At the risk of repeating myself, last year I was so stressed out, worn out and shocked by the time Bruce died that the fact that it was Christmas was virtually meaningless. I put together a little celebration for myself with music, flowers, chocolate and wine that had serendipitously arrived from friends. Mostly, I did a lot of laundry and tidying after a week of home hospice, tried to catch up on my sleep and waited until December 26th to let the world in general know what had happened.
Don’t worry, I’m here with you.
Thank you, Lily, it’s an incredible gift to have your youth, curiosity and wise critiques reminding me that life is good. This year, I feel the holidays and it isn’t all a bad, sad feeling. In addition to mourning Bruce and- -I can’t help this, being a mere mortal- -reliving the worst parts of last December, I am also rediscovering they joys of doing new things and making the holidays my own. Because it’s really about reaching out and being a part of something bigger than myself. That is pure gold.
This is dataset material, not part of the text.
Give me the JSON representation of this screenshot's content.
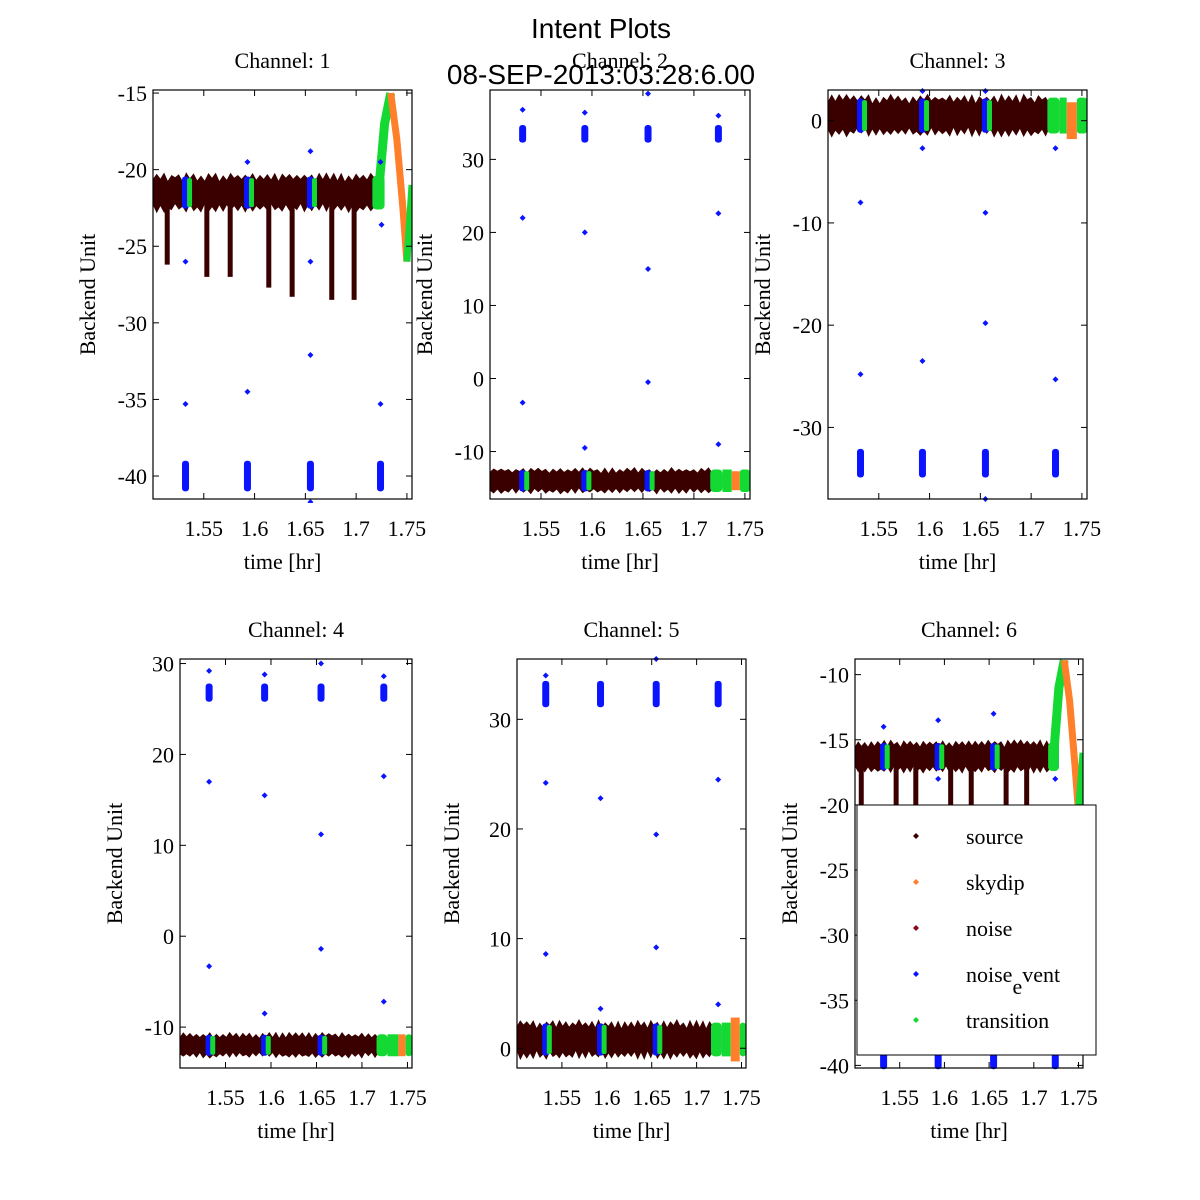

Your Insights and rediscovery of small Joy’s after crisis and trauma, and your commentary with the guileless Lily are pure gold for me and, I am certain, all your readers. Thank you. And by the way, you make Walla Walla seem enchanted, or, at least the last bastion of civility and grace left standing.
Thank you for your kind words, Tom. Your observation is apt about Walla Walla, about how I perceive and live in Walla Walla, anyway. In many ways it reminds me of Port Townsend, back when I was a kid, but it’s an agricultural setting rather than a seaport.
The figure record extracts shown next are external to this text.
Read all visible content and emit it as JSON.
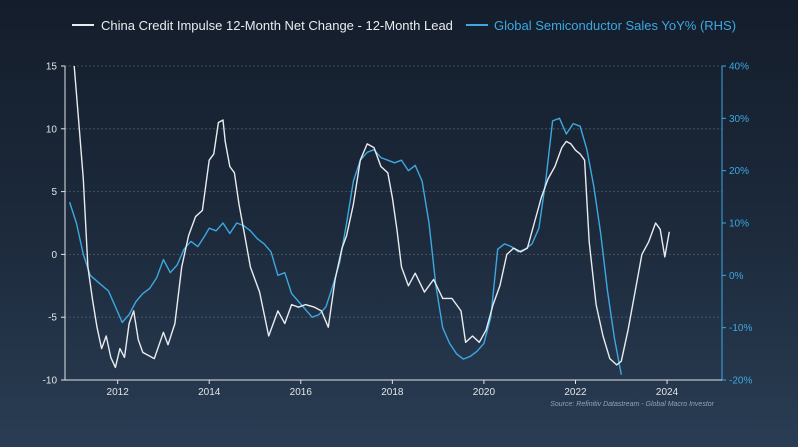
{
  "chart_data": {
    "type": "line",
    "source": "Source: Refinitiv Datastream - Global Macro Investor",
    "colors": {
      "china": "#e8ecf0",
      "semi": "#3da8e0",
      "grid": "#4a5a6c",
      "left_ticks": "#e0e4e8",
      "right_ticks": "#3da8e0"
    },
    "x_axis": {
      "min": 2010.85,
      "max": 2025.2,
      "ticks": [
        2012,
        2014,
        2016,
        2018,
        2020,
        2022,
        2024
      ]
    },
    "left_axis": {
      "min": -10,
      "max": 15,
      "ticks": [
        15,
        10,
        5,
        0,
        -5,
        -10
      ]
    },
    "right_axis": {
      "min": -20,
      "max": 40,
      "ticks": [
        "40%",
        "30%",
        "20%",
        "10%",
        "0%",
        "-10%",
        "-20%"
      ],
      "tick_values": [
        40,
        30,
        20,
        10,
        0,
        -10,
        -20
      ]
    },
    "series": [
      {
        "name": "China Credit Impulse 12-Month Net Change - 12-Month Lead",
        "axis": "left",
        "x": [
          2011.05,
          2011.15,
          2011.25,
          2011.35,
          2011.45,
          2011.55,
          2011.65,
          2011.75,
          2011.85,
          2011.95,
          2012.05,
          2012.15,
          2012.25,
          2012.35,
          2012.45,
          2012.55,
          2012.65,
          2012.8,
          2013.0,
          2013.1,
          2013.25,
          2013.4,
          2013.55,
          2013.7,
          2013.85,
          2014.0,
          2014.1,
          2014.2,
          2014.3,
          2014.35,
          2014.45,
          2014.55,
          2014.65,
          2014.75,
          2014.9,
          2015.1,
          2015.3,
          2015.5,
          2015.65,
          2015.8,
          2015.95,
          2016.1,
          2016.3,
          2016.45,
          2016.6,
          2016.75,
          2016.9,
          2017.0,
          2017.15,
          2017.3,
          2017.45,
          2017.6,
          2017.75,
          2017.9,
          2018.0,
          2018.1,
          2018.2,
          2018.35,
          2018.5,
          2018.7,
          2018.9,
          2019.1,
          2019.3,
          2019.5,
          2019.6,
          2019.75,
          2019.9,
          2020.05,
          2020.2,
          2020.35,
          2020.5,
          2020.65,
          2020.8,
          2020.95,
          2021.1,
          2021.25,
          2021.4,
          2021.55,
          2021.7,
          2021.8,
          2021.9,
          2022.0,
          2022.1,
          2022.2,
          2022.3,
          2022.45,
          2022.6,
          2022.75,
          2022.9,
          2023.0,
          2023.15,
          2023.3,
          2023.45,
          2023.6,
          2023.75,
          2023.85,
          2023.95,
          2024.05
        ],
        "values": [
          15.0,
          10.6,
          6.0,
          -1.0,
          -3.6,
          -5.8,
          -7.5,
          -6.5,
          -8.2,
          -9.0,
          -7.5,
          -8.2,
          -5.5,
          -4.5,
          -6.8,
          -7.8,
          -8.0,
          -8.3,
          -6.2,
          -7.2,
          -5.5,
          -1.0,
          1.5,
          3.0,
          3.5,
          7.5,
          8.0,
          10.5,
          10.7,
          9.0,
          7.0,
          6.5,
          4.0,
          2.0,
          -1.0,
          -3.0,
          -6.5,
          -4.5,
          -5.5,
          -4.0,
          -4.2,
          -4.0,
          -4.2,
          -4.5,
          -5.8,
          -2.0,
          0.5,
          1.5,
          4.0,
          7.5,
          8.8,
          8.5,
          7.0,
          6.5,
          4.5,
          2.0,
          -1.0,
          -2.5,
          -1.5,
          -3.0,
          -2.0,
          -3.5,
          -3.5,
          -4.5,
          -7.0,
          -6.5,
          -7.0,
          -6.0,
          -4.0,
          -2.5,
          0.0,
          0.5,
          0.2,
          0.5,
          2.5,
          4.5,
          6.0,
          7.0,
          8.5,
          9.0,
          8.8,
          8.3,
          8.0,
          7.5,
          1.0,
          -4.0,
          -6.5,
          -8.3,
          -8.8,
          -8.5,
          -6.0,
          -3.0,
          0.0,
          1.0,
          2.5,
          2.0,
          -0.2,
          1.8
        ]
      },
      {
        "name": "Global Semiconductor Sales YoY% (RHS)",
        "axis": "right",
        "x": [
          2010.95,
          2011.1,
          2011.25,
          2011.4,
          2011.6,
          2011.8,
          2012.0,
          2012.1,
          2012.25,
          2012.4,
          2012.55,
          2012.7,
          2012.85,
          2013.0,
          2013.15,
          2013.3,
          2013.45,
          2013.6,
          2013.75,
          2013.9,
          2014.0,
          2014.15,
          2014.3,
          2014.45,
          2014.6,
          2014.75,
          2014.9,
          2015.05,
          2015.2,
          2015.35,
          2015.5,
          2015.65,
          2015.8,
          2015.95,
          2016.1,
          2016.25,
          2016.4,
          2016.55,
          2016.7,
          2016.85,
          2017.0,
          2017.15,
          2017.3,
          2017.45,
          2017.6,
          2017.75,
          2017.9,
          2018.05,
          2018.2,
          2018.35,
          2018.5,
          2018.65,
          2018.8,
          2018.95,
          2019.1,
          2019.25,
          2019.4,
          2019.55,
          2019.7,
          2019.85,
          2020.0,
          2020.15,
          2020.3,
          2020.45,
          2020.6,
          2020.75,
          2020.9,
          2021.05,
          2021.2,
          2021.35,
          2021.5,
          2021.65,
          2021.8,
          2021.95,
          2022.1,
          2022.25,
          2022.4,
          2022.55,
          2022.7,
          2022.85,
          2023.0
        ],
        "values": [
          14.0,
          10.0,
          4.0,
          0.0,
          -1.5,
          -3.0,
          -7.0,
          -9.0,
          -7.5,
          -5.0,
          -3.5,
          -2.5,
          -0.5,
          3.0,
          0.5,
          2.0,
          5.0,
          6.5,
          5.5,
          7.5,
          9.0,
          8.5,
          10.0,
          8.0,
          10.0,
          9.5,
          8.5,
          7.0,
          6.0,
          4.5,
          0.0,
          0.5,
          -3.5,
          -5.0,
          -6.5,
          -8.0,
          -7.5,
          -6.0,
          -2.0,
          2.5,
          10.0,
          18.0,
          22.0,
          23.5,
          24.0,
          22.5,
          22.0,
          21.5,
          22.0,
          20.0,
          21.0,
          18.0,
          10.0,
          -2.0,
          -10.0,
          -13.0,
          -15.0,
          -16.0,
          -15.5,
          -14.5,
          -13.0,
          -8.0,
          5.0,
          6.0,
          5.5,
          4.5,
          5.0,
          6.0,
          9.0,
          18.0,
          29.5,
          30.0,
          27.0,
          29.0,
          28.5,
          24.0,
          17.0,
          8.0,
          -3.0,
          -12.0,
          -19.0
        ]
      }
    ]
  }
}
I agree with everything Tom said. <3
Thanks, Erin!
This was enjoyable and fun and lovely to read. Your Advent Bowl has my imagination exploding (however did you decide on your ‘tasks’?) For me, every day that I actually enjoy part of the day and every time I smile or laugh out loud during this (my third) holiday season without my Bruce is a giant step toward my new life and a growing degree of thankfulness and a new Kind of happiness. Thank you for sharing this …. perfect.
Hi Vickie, and thanks for reading. For my tasks, I thought of some holiday-specific things and then added other things that I flat-out like to do, but rarely do. A key to Advent Bowl success is keeping the tasks simple. So far I’ve accomplished everything in the given day except # 5. Make sugar cookie ornaments, drawn on December 6. I’d purchased some of the supplies in advance (these are felt ornaments, the shape drawn from a cookie cutter and the color the one I anticipate for the icing color for the actual sugar cookies that will accompany these for holiday gifts). I’ve traced and cut out the felt but had to stop and assess what was in my sewing box to decorate them with. Short on beads, sequins and the right colors of embroidery thread, I made it to JoAnn Fabric a few days ago to pick up what I needed. Hope to finish them this weekend! Then, on to the cookie making. . .so, simplicity is the key!
I loved this reply of the fashion and the feeling involved. Loved the dress you showed and you looked fabulours!
klassentwo@gmail.com
Thank you, Joyce! Hope to see you in the New Year. Best to you and Randy.
Hi Sue,
I really do hope we can get together in the New Year. I’ve had a pretty rough year in 2019 and you are someone with one of the best listening ears that I’ve ever known. Libby and Kate are also such great friends, We should make it a foursome!
That sounds like a good idea, Joyce!